A recent 13F filing reveals that Druckenmiller’s family office sold over 441,000 shares of Nvidia Corp. in the first quarter, reducing its stake to only 176,000 shares, or worth just about $158 million. Since 13F filings are backward-looking, the firm may have further divested or adjusted those holdings since the first quarter.

We suspect Druckenmiller has not added to his Nvidia holdings. 

Early last week, the billionaire investor appeared on CNBC’s “Squawk Box,” explaining that his exposure to Nvidia was reduced after it went from $150 per share to $900 in just over a year. 

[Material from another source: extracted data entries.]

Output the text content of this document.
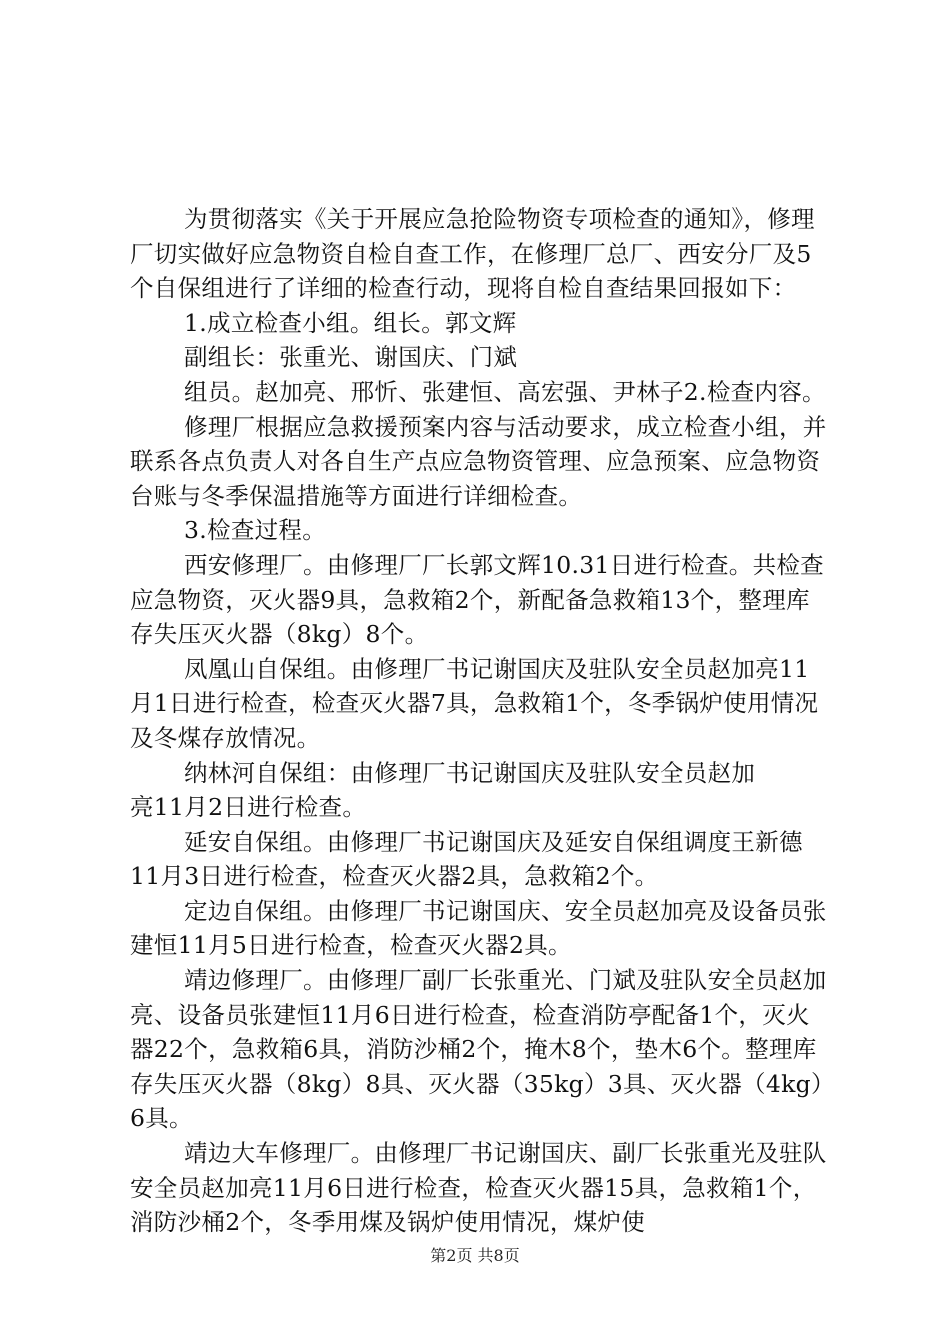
为贯彻落实《关于开展应急抢险物资专项检查的通知》，修理厂切实做好应急物资自检自查工作，在修理厂总厂、西安分厂及5个自保组进行了详细的检查行动，现将自检自查结果回报如下：

1.成立检查小组。组长。郭文辉

副组长：张重光、谢国庆、门斌

组员。赵加亮、邢忻、张建恒、高宏强、尹林子2.检查内容。

修理厂根据应急救援预案内容与活动要求，成立检查小组，并联系各点负责人对各自生产点应急物资管理、应急预案、应急物资台账与冬季保温措施等方面进行详细检查。

3.检查过程。

西安修理厂。由修理厂厂长郭文辉10.31日进行检查。共检查应急物资，灭火器9具，急救箱2个，新配备急救箱13个，整理库存失压灭火器（8kg）8个。

凤凰山自保组。由修理厂书记谢国庆及驻队安全员赵加亮11月1日进行检查，检查灭火器7具，急救箱1个，冬季锅炉使用情况及冬煤存放情况。

纳林河自保组：由修理厂书记谢国庆及驻队安全员赵加

亮11月2日进行检查。

延安自保组。由修理厂书记谢国庆及延安自保组调度王新德11月3日进行检查，检查灭火器2具，急救箱2个。

定边自保组。由修理厂书记谢国庆、安全员赵加亮及设备员张建恒11月5日进行检查，检查灭火器2具。

靖边修理厂。由修理厂副厂长张重光、门斌及驻队安全员赵加亮、设备员张建恒11月6日进行检查，检查消防亭配备1个，灭火器22个，急救箱6具，消防沙桶2个，掩木8个，垫木6个。整理库存失压灭火器（8kg）8具、灭火器（35kg）3具、灭火器（4kg）6具。

靖边大车修理厂。由修理厂书记谢国庆、副厂长张重光及驻队安全员赵加亮11月6日进行检查，检查灭火器15具，急救箱1个，消防沙桶2个，冬季用煤及锅炉使用情况，煤炉使

第2页 共8页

“I’m not Warren Buffett,” Druckenmiller emphasized, noting, “I don’t own things for 10 or 20 years. I wish I was Warren Buffett.”

Druckenmiller said that when Microsoft-backed ChatGPT soared in popularity, he doubled down on his Nvidia position because it was an obvious no-brainer. 

“Even an old guy like me could figure out what that meant,” he said, adding the AI boom is likely a “mega-trend like we’ve never seen,” with the potential to be bigger than the internet. 

Druckenmiller concluded: “I just need a break. We’ve had a hell of a run. A lot of what we recognized has become recognized by the marketplace now.” 

Besides Druckenmiller, 13F filings showed David Tepper slashed his holdings in Amazon, Microsoft, and Meta Platforms. David Bonderman’s Wildcat Capital Management sold Meta stock, bringing his position to $23.7 million. Michael Platt’s BlueCrest Capital Management dumped Nvidia and Amazon. 

It wasn’t just high-profile fund managers selling tech stocks. Insiders were, too… 

Source: Bloomberg 

Let’s also remind readers of Druckenmiller’s comments on CNBC last week, where he rated Bidenomics as an “F.” This is an ominous sign that his outlook on the US economy is far from optimistic.

Smart money doesn’t want to be caught standing in the game of Fed chair Jerome Powell’s musical chairs when the music stops.